The abortion time limit would be removed from criminal law. There is no doubt that abortions post viability raise particular moral concerns for many people but there is no evidence that removing criminal sanctions leads to an increase in later terminations. Prior to 1990 in Scotland there was no abortion time limit. Despite the legality, there was not a greater proportion of late term abortions performed.
Currently, less than 0.1% of all abortions take place after 24 weeks gestation, mainly for reasons of serious foetal anomaly which could not be confirmed earlier in pregnancy. Women have terminations later in their pregnancy for very specific and very compelling reasons. Women do not wish to undergo later procedures, and doctors are unwilling to provide them outside of exceptional circumstances. This has been the experience in jurisdictions where abortion has been removed from the criminal law.
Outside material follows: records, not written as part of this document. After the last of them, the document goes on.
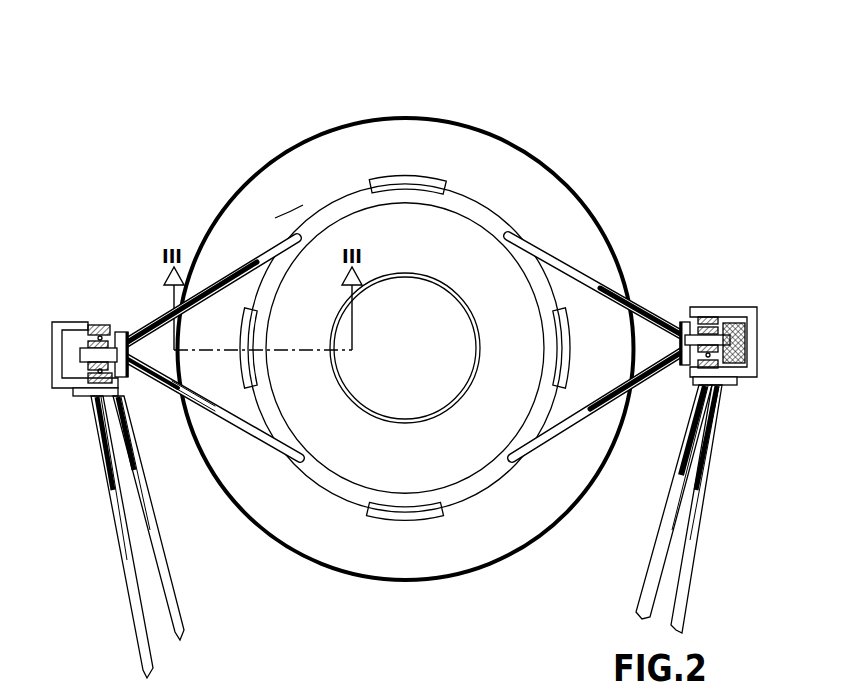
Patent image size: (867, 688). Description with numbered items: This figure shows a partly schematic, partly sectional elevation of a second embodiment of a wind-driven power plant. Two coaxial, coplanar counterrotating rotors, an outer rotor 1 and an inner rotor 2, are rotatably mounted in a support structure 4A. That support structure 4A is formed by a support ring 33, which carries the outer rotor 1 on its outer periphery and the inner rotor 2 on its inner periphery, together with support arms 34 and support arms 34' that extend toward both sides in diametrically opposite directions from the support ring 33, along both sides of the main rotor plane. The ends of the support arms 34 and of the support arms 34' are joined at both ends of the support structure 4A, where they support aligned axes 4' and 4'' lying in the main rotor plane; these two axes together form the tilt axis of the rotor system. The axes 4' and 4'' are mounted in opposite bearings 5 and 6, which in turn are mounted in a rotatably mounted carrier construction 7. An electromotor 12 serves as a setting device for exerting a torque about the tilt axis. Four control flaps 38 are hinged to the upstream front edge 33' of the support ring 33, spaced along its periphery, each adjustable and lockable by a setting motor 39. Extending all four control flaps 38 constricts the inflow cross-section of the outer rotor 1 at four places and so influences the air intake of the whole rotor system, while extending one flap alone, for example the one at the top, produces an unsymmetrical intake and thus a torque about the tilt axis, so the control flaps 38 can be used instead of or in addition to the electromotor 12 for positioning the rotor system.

The outer rotor 1 is at (517, 187).
The inner rotor 2 is at (437, 245).
The support structure 4A is at (296, 211).
The axis 4' is at (79, 308).
The axis 4'' is at (731, 294).
The bearing 5 is at (108, 330).
The bearing 6 is at (702, 315).
The carrier construction 7 is at (700, 501).
The electromotor 12 is at (740, 367).
The support ring 33 is at (405, 282).
The upstream front edge 33' is at (454, 682).
The support arms 34 is at (213, 315).
The support arms 34' is at (603, 339).
The control flaps 38 is at (418, 183).
The setting motor 39 is at (369, 682).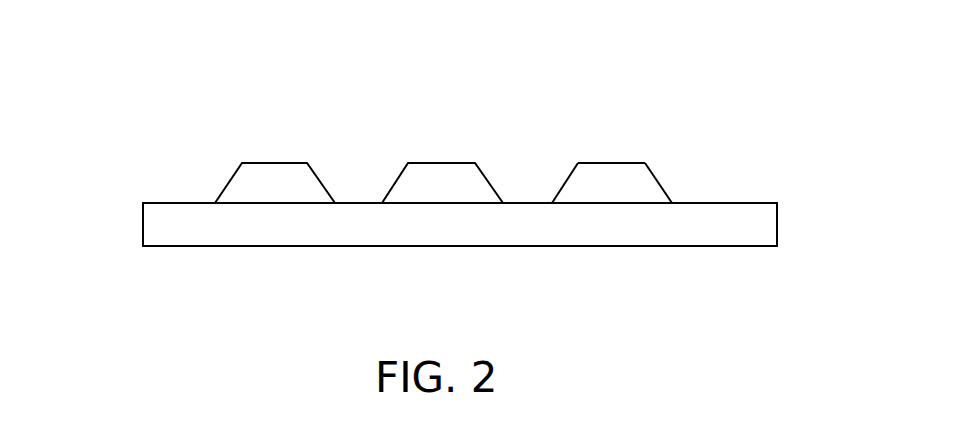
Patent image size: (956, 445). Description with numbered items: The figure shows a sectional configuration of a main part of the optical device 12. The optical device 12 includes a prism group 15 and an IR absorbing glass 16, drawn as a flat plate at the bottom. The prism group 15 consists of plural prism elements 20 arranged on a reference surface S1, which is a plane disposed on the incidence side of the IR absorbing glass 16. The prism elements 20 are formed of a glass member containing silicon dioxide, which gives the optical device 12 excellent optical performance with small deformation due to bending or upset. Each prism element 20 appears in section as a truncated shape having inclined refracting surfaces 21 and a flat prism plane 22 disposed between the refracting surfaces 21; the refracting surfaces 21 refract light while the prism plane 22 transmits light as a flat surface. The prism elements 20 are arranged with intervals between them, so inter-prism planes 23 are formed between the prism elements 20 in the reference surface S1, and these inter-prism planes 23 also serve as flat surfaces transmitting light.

Abortion is now a devolved issue in Scotland as well as Northern Ireland, so decisions would need to be taken separately in both these regions, as well as England and Wales. This campaign seeks to remove abortion from the criminal law across the UK.
The campaign is supported by a range of women’s rights groups, reproductive rights campaigners and professional bodies including the Royal College of Midwives, Women’s Aid, Fawcett Society, Maternity Action, the British Society of Abortion Care Providers, Birthrights, Lawyers for Choice, End Violence Against Women, Equality Now, IPPF European Network, Voice for Choice, Southall Black Sisters, Alliance for Choice NI and Doctors for a Woman’s Choice on Abortion.
Public opinion in Britain supports women’s access to abortion. The most recent British Social Attitudes survey found that that 62% support abortion on a woman’s request, while a survey of over 2000 members of the public by YouGov for BPAS found that just one in five people support imprisonment for women ending a pregnancy without doctor’s authorisation.
This sentiment is also reflected in the views of politicians. Polling of 104 Members of Parliament conducted by YouGov for BPAS found that the majority (65%) of MPs agree with the statement: If a woman does not want to continue with her pregnancy, she should be able to have an abortion, and only a minority (17%) support imprisonment for women who end a pregnancy without legal authorisation.